PIERRE, S.D. (KELO) — Now there are two candidates planning to run for governor of South Dakota in 2022.
Republican lawmaker Steven Haugaard has filed organizational paperwork for his campaign with the South Dakota Secretary of State.
He joins the current Republican governor, Kristi Noem. She officially announced her campaign for re-election on Friday.
Haugaard has won election four times to the state House of Representatives. The Sioux Falls lawyer served the 2019-2020 term as House speaker.
He successfully pressed for a special legislative session last year as Noem received and disbursed federal COVID-19 aid.
Another area where Haugaard and Noem clearly differ is the future of state Attorney General Jason Ravnsborg.
For months Noem has called for Ravnsborg to resign, and for the Legislature to remove him from office if he doesn’t, in the wake of the death of pedestrian Joe Boever after being struck by the car Ravnsborg was driving on the night of September 12, 2020. An attorney representing Ravnsborg pleaded no-contest to two misdemeanors facing Ravnsborg related to the crash. Last week Haugaard voted against the House opening an investigation into the possible impeachment of Ravnsborg.
Noem spent four years in the state House and won election to the U.S. House of Representatives in 2010, defeating Democrat incumbent Stephanie Herseth Sandlin.
Noem served four terms in the U.S. House. She defeated then-Attorney General Marty Jackley for the 2018 Republican nomination for governor and got past Democrat Billie Sutton in the general election.
Haugaard filed his paperwork Friday, November 12, shortly before 1 p.m. CT. Noem announced her candidacy that same day.

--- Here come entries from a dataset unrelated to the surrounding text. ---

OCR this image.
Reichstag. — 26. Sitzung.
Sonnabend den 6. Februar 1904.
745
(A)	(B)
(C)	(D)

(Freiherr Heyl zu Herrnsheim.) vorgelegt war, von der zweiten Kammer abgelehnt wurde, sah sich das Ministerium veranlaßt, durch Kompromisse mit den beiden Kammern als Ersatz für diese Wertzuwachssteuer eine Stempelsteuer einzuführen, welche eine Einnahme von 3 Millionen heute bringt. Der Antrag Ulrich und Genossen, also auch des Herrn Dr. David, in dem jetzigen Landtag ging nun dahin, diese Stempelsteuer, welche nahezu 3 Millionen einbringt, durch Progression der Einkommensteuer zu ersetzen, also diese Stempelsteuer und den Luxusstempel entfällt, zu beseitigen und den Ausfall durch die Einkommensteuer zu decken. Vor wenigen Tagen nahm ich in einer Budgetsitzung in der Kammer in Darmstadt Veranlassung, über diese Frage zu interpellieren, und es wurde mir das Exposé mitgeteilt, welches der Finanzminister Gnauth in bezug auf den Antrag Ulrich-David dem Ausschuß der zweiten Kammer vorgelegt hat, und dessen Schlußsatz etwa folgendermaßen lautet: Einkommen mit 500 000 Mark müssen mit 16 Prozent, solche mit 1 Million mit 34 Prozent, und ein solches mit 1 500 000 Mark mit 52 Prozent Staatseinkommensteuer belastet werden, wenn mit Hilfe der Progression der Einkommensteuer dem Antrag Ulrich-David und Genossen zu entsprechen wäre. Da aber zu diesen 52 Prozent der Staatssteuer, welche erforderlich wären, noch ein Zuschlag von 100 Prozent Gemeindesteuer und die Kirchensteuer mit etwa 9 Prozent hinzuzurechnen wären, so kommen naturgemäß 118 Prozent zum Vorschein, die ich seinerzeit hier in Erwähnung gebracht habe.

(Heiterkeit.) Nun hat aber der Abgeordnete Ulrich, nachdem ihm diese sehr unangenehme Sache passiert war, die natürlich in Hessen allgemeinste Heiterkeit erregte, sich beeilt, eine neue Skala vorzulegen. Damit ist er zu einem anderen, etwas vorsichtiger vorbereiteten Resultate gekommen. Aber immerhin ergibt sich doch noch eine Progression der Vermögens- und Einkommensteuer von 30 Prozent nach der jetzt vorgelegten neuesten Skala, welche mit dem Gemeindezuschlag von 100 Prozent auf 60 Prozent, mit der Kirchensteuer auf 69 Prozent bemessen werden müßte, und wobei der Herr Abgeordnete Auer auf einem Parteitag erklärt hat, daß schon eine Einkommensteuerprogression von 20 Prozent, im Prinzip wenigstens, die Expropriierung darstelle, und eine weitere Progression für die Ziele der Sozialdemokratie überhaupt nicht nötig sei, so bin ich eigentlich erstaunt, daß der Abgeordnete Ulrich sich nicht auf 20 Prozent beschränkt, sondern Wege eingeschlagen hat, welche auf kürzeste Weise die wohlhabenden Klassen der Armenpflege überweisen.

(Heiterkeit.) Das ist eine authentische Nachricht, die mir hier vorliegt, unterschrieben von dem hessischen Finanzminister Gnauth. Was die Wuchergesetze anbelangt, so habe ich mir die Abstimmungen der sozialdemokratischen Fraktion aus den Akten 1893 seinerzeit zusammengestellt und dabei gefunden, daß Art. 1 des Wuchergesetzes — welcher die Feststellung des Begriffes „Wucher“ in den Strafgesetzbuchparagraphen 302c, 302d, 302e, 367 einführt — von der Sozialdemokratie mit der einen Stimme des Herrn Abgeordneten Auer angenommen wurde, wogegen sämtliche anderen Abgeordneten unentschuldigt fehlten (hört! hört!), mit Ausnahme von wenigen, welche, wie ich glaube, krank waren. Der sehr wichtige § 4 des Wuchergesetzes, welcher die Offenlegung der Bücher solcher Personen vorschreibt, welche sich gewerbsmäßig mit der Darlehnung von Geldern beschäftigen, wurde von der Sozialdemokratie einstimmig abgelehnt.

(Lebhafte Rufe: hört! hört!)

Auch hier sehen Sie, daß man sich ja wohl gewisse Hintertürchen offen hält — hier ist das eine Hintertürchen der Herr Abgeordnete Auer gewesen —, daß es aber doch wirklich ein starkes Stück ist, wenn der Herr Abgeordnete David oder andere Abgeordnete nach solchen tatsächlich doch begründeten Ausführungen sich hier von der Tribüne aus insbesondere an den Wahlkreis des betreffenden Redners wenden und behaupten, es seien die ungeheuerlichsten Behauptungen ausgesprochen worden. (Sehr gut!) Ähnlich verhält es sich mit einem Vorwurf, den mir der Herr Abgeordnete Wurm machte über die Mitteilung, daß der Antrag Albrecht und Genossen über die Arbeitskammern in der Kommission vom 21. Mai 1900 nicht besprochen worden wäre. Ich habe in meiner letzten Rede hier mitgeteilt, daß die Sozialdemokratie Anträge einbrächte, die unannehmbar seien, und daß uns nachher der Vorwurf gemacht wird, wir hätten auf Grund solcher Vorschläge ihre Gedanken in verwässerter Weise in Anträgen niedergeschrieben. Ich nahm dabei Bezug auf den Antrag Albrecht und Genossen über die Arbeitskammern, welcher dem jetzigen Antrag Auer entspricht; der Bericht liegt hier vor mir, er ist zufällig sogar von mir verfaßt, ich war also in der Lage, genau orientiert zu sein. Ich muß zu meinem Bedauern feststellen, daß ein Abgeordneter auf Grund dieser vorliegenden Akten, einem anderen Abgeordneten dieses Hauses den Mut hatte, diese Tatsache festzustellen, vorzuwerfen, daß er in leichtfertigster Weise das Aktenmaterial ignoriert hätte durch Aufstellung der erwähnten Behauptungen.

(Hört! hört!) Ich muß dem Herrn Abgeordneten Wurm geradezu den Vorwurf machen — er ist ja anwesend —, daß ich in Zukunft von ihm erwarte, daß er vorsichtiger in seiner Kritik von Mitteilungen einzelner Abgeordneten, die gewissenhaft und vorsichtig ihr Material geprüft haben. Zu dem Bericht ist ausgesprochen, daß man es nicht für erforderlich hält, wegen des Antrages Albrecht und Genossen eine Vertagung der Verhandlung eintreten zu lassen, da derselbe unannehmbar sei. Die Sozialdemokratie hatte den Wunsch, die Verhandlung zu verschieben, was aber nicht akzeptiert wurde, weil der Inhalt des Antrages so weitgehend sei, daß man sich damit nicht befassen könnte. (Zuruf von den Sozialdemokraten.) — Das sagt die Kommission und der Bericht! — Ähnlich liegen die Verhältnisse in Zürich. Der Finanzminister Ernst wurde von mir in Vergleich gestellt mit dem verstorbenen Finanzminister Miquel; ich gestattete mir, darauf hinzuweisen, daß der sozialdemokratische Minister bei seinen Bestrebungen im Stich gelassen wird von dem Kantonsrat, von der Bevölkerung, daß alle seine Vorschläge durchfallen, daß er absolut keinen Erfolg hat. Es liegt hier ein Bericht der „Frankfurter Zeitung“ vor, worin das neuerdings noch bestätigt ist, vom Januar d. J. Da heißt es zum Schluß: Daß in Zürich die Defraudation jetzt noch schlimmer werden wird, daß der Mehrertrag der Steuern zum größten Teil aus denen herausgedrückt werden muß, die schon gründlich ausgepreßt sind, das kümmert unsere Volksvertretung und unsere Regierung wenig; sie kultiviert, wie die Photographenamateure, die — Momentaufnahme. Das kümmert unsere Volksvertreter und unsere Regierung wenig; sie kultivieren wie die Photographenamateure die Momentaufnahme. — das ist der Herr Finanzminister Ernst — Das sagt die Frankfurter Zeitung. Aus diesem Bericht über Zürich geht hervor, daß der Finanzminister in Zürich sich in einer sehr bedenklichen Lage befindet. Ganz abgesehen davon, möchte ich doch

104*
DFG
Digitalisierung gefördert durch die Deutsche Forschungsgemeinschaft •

No Democrat has yet announced plans to run.
People intending to seek state, legislative or county elected offices in South Dakota in 2022 can’t officially begin circulating candidacy petitions until January 1.
Former lieutenant governor Steve Kirby of Sioux Falls is chairing Noem’s re-election campaign. Haugaard’s wife, Mary, is chairing his.
Noem’s re-election website currently features a variety of fundraising appeals and shopping items. It includes a page that says, “Keep anti-American curriculum out of our classrooms!” and shows a red “stop” sign next to “Critical Race Theory” and “The 1619 Project,” a New York Times look into the role of slavery in U.S. history.
A governor has never lost a primary challenge in the history of South Dakota, according to Tony Venhuizen, a former chief of staff for Noem and for the previous governor, Dennis Daugaard.